The Battle of Mers-El-Kebir was fought between Britain and Non-Vichy France, and later on, the Germans invaded Vichy France- so the Vichy French were fighting The Germans (again) and the British and the Free French- both of whom were fighting the Germans and the Vichy French.
You forgot the Syria-Lebanaon campaign, carried out by the British 9th Army.
I knew someone who fought in N Africa, Italy, Burma and there, said none of those three fronts had the viociousness of that campaign.
The history of Finland during WWII is interesting. They first fought against the Soviet Union with some military aid from Great Britain and France; then with support from Nazi Germany against the Soviets; and finally after an armistace with the Soviets they fought against the Nazis. So during the course of the same war they fought both as allies and as enemies against two powers that were at war with each other, although not quite simultaneously. I wouldn’t exactly call this “switching sides,” since Finland’s only interest was maintaining its own independence.
The Vichy regime wasn’t established until a week or so after Mers-el-Kebir; so whilst Darlan might have had Vichy leanings, the fact was the UK did engage in an act of war against an allied nation (France) by sinking their Mediterranean Fleet (to stop the Germans getting their hands on it), as France hadn’t yet split up.
So, you had Frenchmen fighting the Germans (The Resistance movements, plus various French Colonies which refused to acknowledge the surrender), Frenchmen fighting the English (Mers-el-Kebir), and the English and the Germans fighting each other.
This is what prompted my original question - I read that as saying that the British fought the Free French. The fact that the UK and Free France may have had competing goals and tactics doesn’t mean that they were fighting each other.
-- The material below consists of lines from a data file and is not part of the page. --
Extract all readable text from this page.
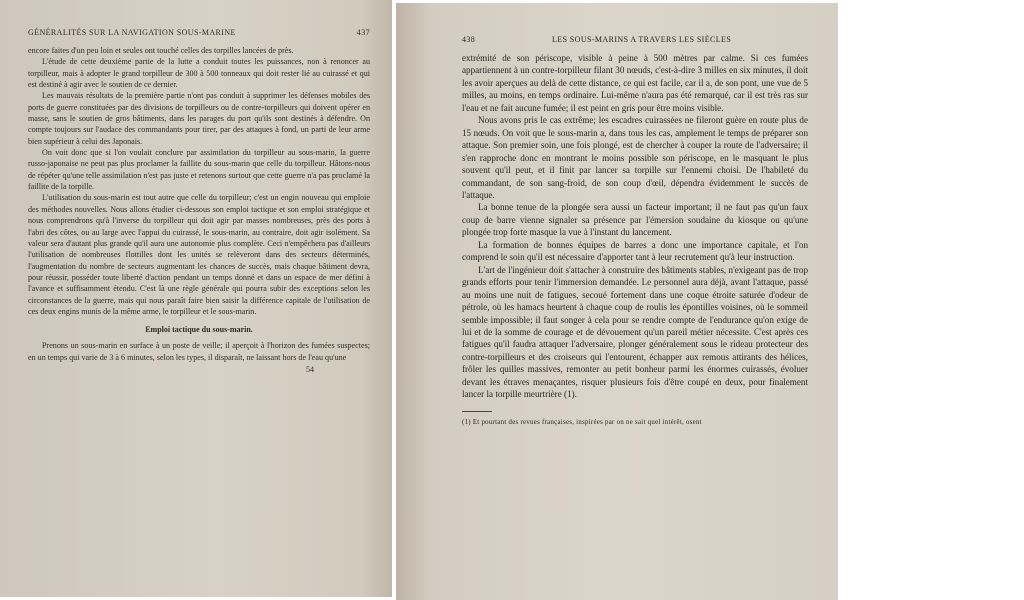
GÉNÉRALITÉS SUR LA NAVIGATION SOUS-MARINE	437

encore faites d'un peu loin et seules ont touché celles des torpilles lancées de près.

L'étude de cette deuxième partie de la lutte a conduit toutes les puissances, non à renoncer au torpilleur, mais à adopter le grand torpilleur de 300 à 500 tonneaux qui doit rester lié au cuirassé et qui est destiné à agir avec le soutien de ce dernier.

Les mauvais résultats de la première partie n'ont pas conduit à supprimer les défenses mobiles des ports de guerre constituées par des divisions de torpilleurs ou de contre-torpilleurs qui doivent opérer en masse, sans le soutien de gros bâtiments, dans les parages du port qu'ils sont destinés à défendre. On compte toujours sur l'audace des commandants pour tirer, par des attaques à fond, un parti de leur arme bien supérieur à celui des Japonais.

On voit donc que si l'on voulait conclure par assimilation du torpilleur au sous-marin, la guerre russo-japonaise ne peut pas plus proclamer la faillite du sous-marin que celle du torpilleur. Hâtons-nous de répéter qu'une telle assimilation n'est pas juste et retenons surtout que cette guerre n'a pas proclamé la faillite de la torpille.

L'utilisation du sous-marin est tout autre que celle du torpilleur; c'est un engin nouveau qui emploie des méthodes nouvelles. Nous allons étudier ci-dessous son emploi tactique et son emploi stratégique et nous comprendrons qu'à l'inverse du torpilleur qui doit agir par masses nombreuses, près des ports à l'abri des côtes, ou au large avec l'appui du cuirassé, le sous-marin, au contraire, doit agir isolément. Sa valeur sera d'autant plus grande qu'il aura une autonomie plus complète. Ceci n'empêchera pas d'ailleurs l'utilisation de nombreuses flottilles dont les unités se relèveront dans des secteurs déterminés, l'augmentation du nombre de secteurs augmentant les chances de succès, mais chaque bâtiment devra, pour réussir, posséder toute liberté d'action pendant un temps donné et dans un espace de mer défini à l'avance et suffisamment étendu. C'est là une règle générale qui pourra subir des exceptions selon les circonstances de la guerre, mais qui nous paraît faire bien saisir la différence capitale de l'utilisation de ces deux engins munis de la même arme, le torpilleur et le sous-marin.

Emploi tactique du sous-marin.

Prenons un sous-marin en surface à un poste de veille; il aperçoit à l'horizon des fumées suspectes; en un temps qui varie de 3 à 6 minutes, selon les types, il disparaît, ne laissant hors de l'eau qu'une

54
438	LES SOUS-MARINS A TRAVERS LES SIÈCLES

extrémité de son périscope, visible à peine à 500 mètres par calme. Si ces fumées appartiennent à un contre-torpilleur filant 30 nœuds, c'est-à-dire 3 milles en six minutes, il doit les avoir aperçues au delà de cette distance, ce qui est facile, car il a, de son pont, une vue de 5 milles, au moins, en temps ordinaire. Lui-même n'aura pas été remarqué, car il est très ras sur l'eau et ne fait aucune fumée; il est peint en gris pour être moins visible.

Nous avons pris le cas extrême; les escadres cuirassées ne fileront guère en route plus de 15 nœuds. On voit que le sous-marin a, dans tous les cas, amplement le temps de préparer son attaque. Son premier soin, une fois plongé, est de chercher à couper la route de l'adversaire; il s'en rapproche donc en montrant le moins possible son périscope, en le masquant le plus souvent qu'il peut, et il finit par lancer sa torpille sur l'ennemi choisi. De l'habileté du commandant, de son sang-froid, de son coup d'œil, dépendra évidemment le succès de l'attaque.

La bonne tenue de la plongée sera aussi un facteur important; il ne faut pas qu'un faux coup de barre vienne signaler sa présence par l'émersion soudaine du kiosque ou qu'une plongée trop forte masque la vue à l'instant du lancement.

La formation de bonnes équipes de barres a donc une importance capitale, et l'on comprend le soin qu'il est nécessaire d'apporter tant à leur recrutement qu'à leur instruction.

L'art de l'ingénieur doit s'attacher à construire des bâtiments stables, n'exigeant pas de trop grands efforts pour tenir l'immersion demandée. Le personnel aura déjà, avant l'attaque, passé au moins une nuit de fatigues, secoué fortement dans une coque étroite saturée d'odeur de pétrole, où les hamacs heurtent à chaque coup de roulis les épontilles voisines, où le sommeil semble impossible; il faut songer à cela pour se rendre compte de l'endurance qu'on exige de lui et de la somme de courage et de dévouement qu'un pareil métier nécessite. C'est après ces fatigues qu'il faudra attaquer l'adversaire, plonger généralement sous le rideau protecteur des contre-torpilleurs et des croiseurs qui l'entourent, échapper aux remous attirants des hélices, frôler les quilles massives, remonter au petit bonheur parmi les énormes cuirassés, évoluer devant les étraves menaçantes, risquer plusieurs fois d'être coupé en deux, pour finalement lancer la torpille meurtrière (1).

(1) Et pourtant des revues françaises, inspirées par on ne sait quel intérêt, osent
They were in a perhaps uneasy alliance, but that’s not the same as saying they fought each other.
And with respect to Mers-El-Kabir, if it preceded the creation of Vichy France and De Gaulle’s split from Vichy, I don’t see how it can be interpreted as a British attack on Free France?
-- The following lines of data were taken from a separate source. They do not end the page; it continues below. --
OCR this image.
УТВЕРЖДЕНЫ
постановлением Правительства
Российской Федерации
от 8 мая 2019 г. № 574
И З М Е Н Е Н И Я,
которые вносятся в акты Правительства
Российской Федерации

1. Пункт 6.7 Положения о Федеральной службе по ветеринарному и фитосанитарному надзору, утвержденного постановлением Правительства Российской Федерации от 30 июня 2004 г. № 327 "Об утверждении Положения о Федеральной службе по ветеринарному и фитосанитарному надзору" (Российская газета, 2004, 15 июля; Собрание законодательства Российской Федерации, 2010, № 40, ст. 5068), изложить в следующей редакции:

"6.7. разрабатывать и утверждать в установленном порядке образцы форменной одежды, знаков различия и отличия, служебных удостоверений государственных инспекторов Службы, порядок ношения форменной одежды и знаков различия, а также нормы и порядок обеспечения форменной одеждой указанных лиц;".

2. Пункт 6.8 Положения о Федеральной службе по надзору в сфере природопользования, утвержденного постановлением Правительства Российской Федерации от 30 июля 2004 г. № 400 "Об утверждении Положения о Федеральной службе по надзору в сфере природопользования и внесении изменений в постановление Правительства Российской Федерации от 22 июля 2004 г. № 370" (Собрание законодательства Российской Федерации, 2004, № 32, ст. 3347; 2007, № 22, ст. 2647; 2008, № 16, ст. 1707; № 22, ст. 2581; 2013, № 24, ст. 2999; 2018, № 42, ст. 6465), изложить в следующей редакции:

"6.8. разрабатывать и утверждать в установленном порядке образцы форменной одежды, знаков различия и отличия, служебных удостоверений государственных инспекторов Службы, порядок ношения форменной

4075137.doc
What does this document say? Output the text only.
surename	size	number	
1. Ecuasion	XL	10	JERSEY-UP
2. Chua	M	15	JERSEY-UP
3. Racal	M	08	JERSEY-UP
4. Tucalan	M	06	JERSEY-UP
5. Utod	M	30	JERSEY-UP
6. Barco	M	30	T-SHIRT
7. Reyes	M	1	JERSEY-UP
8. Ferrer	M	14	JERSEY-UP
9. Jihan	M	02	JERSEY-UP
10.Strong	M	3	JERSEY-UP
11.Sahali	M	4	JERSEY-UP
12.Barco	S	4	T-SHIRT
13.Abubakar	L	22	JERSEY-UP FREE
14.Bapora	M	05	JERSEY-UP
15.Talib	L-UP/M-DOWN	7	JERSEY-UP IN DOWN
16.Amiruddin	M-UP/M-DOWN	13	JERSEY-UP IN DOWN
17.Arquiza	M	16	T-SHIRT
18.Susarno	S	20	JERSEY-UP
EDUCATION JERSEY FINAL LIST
Well, given that the French Fleet at Mers-el-Kebir hadn’t officially gone over to the Germans- or actually done anything at all, in fact- I think a case can be made for the British attacking France- a France that was still fighting the Germans, despite the Armistice (Several French Colonies, particularly in West Africa, decided to keep fighting anyway). As a result of Mers-El-Kebir, the Free French had quite a difficult time getting recruits for a while which makes for an interesting “What-If?” for armchair military historians.
So yeah, it’s a bit of a stretch, but there was at least one situation in which The Republic of France was fighting both the British and the Germans at the same time. Then you’ve got Case Anton, resulting in the Vichy French fighting the Germans and the Free French and the British Commonwealth for another brief period.
If anything, even a cursory study of the fighting between the Free French and the Vichy French should put an end to the “Cheese Eating Surrender Monkey” myth, but alas, no, it’s going to be at least another generation or two before people let them live that one down.
I wouldn’t be at all surprised if France one day decided to invade Liberia or somewhere like that just to remind people that they’re not to be fucked with.
Texas might be a good example. The Commanche halted the Spanish at Central Texas. Hoping to solidify their claim to the land, the Spanish provided land to Anglo settlers, who fought the Commanche but ultimately didn’t see themselves as subjects of Spain or of Mexico. After securing Texas independence, the Anglos drove the Commanche (along with almost all other Native Americans) from the state.
What about poor old King Harold in 1066? . He successfully fought off the Vikings at the Battle of Stamford Bridge, only to find that England was also being invaded by the Normans. So he then had to march his troops down to the south coast where they were defeated at the Battle of Hastings.
The obvious conflict that comes to mind is the 3rd Crusade, or the Kings’ Crusade. Several European kings (who weren’t exactly friends) joined together as a massive army to drive the muslims out of the holy land. The problem is, the kings argued too much and their armies spent more time fighting each other than the muslims, giving the muslims an easy victory.